Thoughts on retail sales and import prices
* Retail sales rose 0.3% in August, below expectations for a 0.5% gain. If you exclude autos, sales were down 0.4%, versus expectations for a 0.2% gain. However, July's gain was revised up to 0.5% from 0.3% on the headline, and July's ex-autos gain was revised to +0.7% from +0.4%. Also, a drop in gasoline station sales (due to falling gas prices) helped suppress sales.
* Import prices fell 0.3%, compared with forecasts for a 0.2% rise. The previous month's gain was revised down to 1.3% from 1.5%. That puts import prices up just 1.9% year-over-year, down from a 2.8% gain in July.

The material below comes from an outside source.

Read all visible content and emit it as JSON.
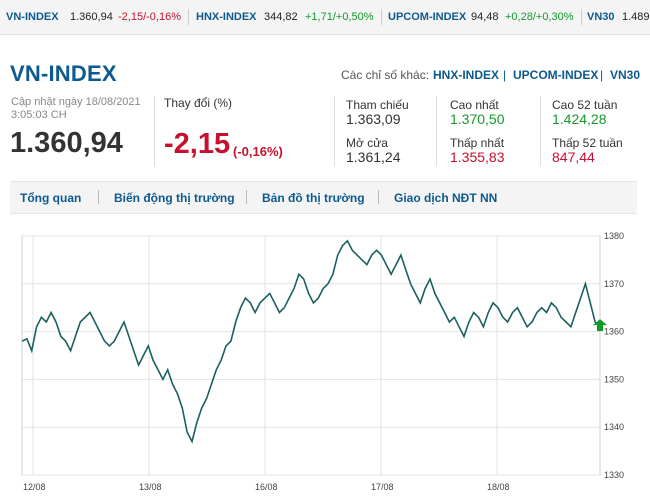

* However, there are a couple of interesting things to look at in the import price figures. First, if you exclude all fuels (natural gas, oil, etc.), you see that import prices were up 0.2% on the month. So if you want to believe (like the Fed does) that energy doesn't count, you can't be too sanguine about import inflation. And we all know that oil prices have been surging THIS month, meaning the August drop will be reversed in short order.
Second, imports from China are rising consistently in cost. They were up 0.3% in August after rising 0.3% in July, 0.4% in June, and 0.3% in May. In other words, it looks like cheap Chinese goods -- which have held down U.S. consumer inflation -- may be getting a bit pricier.
* The immediate market reaction: A further drop in stock futures ... a reversal of slight gains in the Dollar Index ... and a half-point gain in long bond futures prices.